BC Hydro already hired consultants Golder Associates to provide environmental program management services for the NTL, including overseeing, tracking and reporting on compliance with the NTL’s environmental assessment certificate, and any environmental permits or approvals. Also, Hatch has been retained to provide construction program management services for the NTL project.

As mining folk on the West Coast are well aware, the NTL is critical to the economic development of a dozen or more large, isolated mineral deposits in the province’s mountainous northwest corner.

Cameco’s hostile takeover bid for Hathor Exploration and its Roughrider uranium deposit in Saskatchewan dragged on for another week, with Hathor stock rising to around the $4.15 mark, or 10.7% above Cameco’s low-ball $3.75 all-cash offer.

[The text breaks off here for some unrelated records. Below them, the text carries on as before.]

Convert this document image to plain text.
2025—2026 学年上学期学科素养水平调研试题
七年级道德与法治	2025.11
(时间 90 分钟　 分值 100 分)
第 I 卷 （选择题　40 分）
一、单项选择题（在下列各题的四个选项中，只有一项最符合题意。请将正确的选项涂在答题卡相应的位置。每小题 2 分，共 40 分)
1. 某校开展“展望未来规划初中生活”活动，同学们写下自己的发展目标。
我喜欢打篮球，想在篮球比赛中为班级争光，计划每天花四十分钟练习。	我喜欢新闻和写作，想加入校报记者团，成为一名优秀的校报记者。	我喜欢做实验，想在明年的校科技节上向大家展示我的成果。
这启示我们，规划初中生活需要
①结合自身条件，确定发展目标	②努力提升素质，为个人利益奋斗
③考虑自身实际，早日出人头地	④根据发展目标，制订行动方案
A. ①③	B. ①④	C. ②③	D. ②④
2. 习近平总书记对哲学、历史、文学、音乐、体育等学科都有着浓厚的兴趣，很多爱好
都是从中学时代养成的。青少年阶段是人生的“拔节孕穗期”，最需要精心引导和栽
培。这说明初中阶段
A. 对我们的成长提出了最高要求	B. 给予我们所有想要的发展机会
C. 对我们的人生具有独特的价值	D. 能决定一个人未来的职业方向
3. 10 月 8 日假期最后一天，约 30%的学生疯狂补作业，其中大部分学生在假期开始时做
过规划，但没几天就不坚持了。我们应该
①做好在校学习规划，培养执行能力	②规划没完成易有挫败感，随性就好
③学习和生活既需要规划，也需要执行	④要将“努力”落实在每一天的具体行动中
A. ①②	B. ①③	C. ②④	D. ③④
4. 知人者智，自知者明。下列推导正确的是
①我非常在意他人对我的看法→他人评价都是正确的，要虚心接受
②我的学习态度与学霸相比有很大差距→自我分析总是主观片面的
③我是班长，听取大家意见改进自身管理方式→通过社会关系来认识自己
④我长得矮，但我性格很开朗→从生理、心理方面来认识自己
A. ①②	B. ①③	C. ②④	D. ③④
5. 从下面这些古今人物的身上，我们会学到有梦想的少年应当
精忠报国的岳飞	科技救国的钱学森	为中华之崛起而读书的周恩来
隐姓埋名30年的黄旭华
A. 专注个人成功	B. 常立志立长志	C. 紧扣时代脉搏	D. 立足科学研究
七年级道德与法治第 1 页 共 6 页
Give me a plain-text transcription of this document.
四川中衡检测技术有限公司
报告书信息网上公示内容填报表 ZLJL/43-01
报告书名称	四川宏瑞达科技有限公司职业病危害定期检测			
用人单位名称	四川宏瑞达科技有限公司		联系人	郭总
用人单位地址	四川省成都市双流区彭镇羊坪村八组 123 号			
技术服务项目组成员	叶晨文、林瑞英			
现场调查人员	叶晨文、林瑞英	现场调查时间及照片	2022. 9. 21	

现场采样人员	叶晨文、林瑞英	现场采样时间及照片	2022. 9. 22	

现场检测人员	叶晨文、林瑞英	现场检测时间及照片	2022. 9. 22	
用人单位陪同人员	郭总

With Hathor president and CEO Mike Gunning and his team biting their tongues until they can come flat out and officially reject the offer, the situation is a little reminiscent of Barrick Gold’s hostile and ultimately failed takeover attempt of NovaGold Resources in 2006. At that time, Barrick managers were a little too chuffed with themselves after their successful hostile takeover of a rudderless Placer Dome, and launched their raid on NovaGold without fully understanding the personal attachment of the management to the company and the loyalty of the shareholders to the existing management. After wasting a year on NovaGold, Barrick returned with more enthusiasm to the friendly takeover model.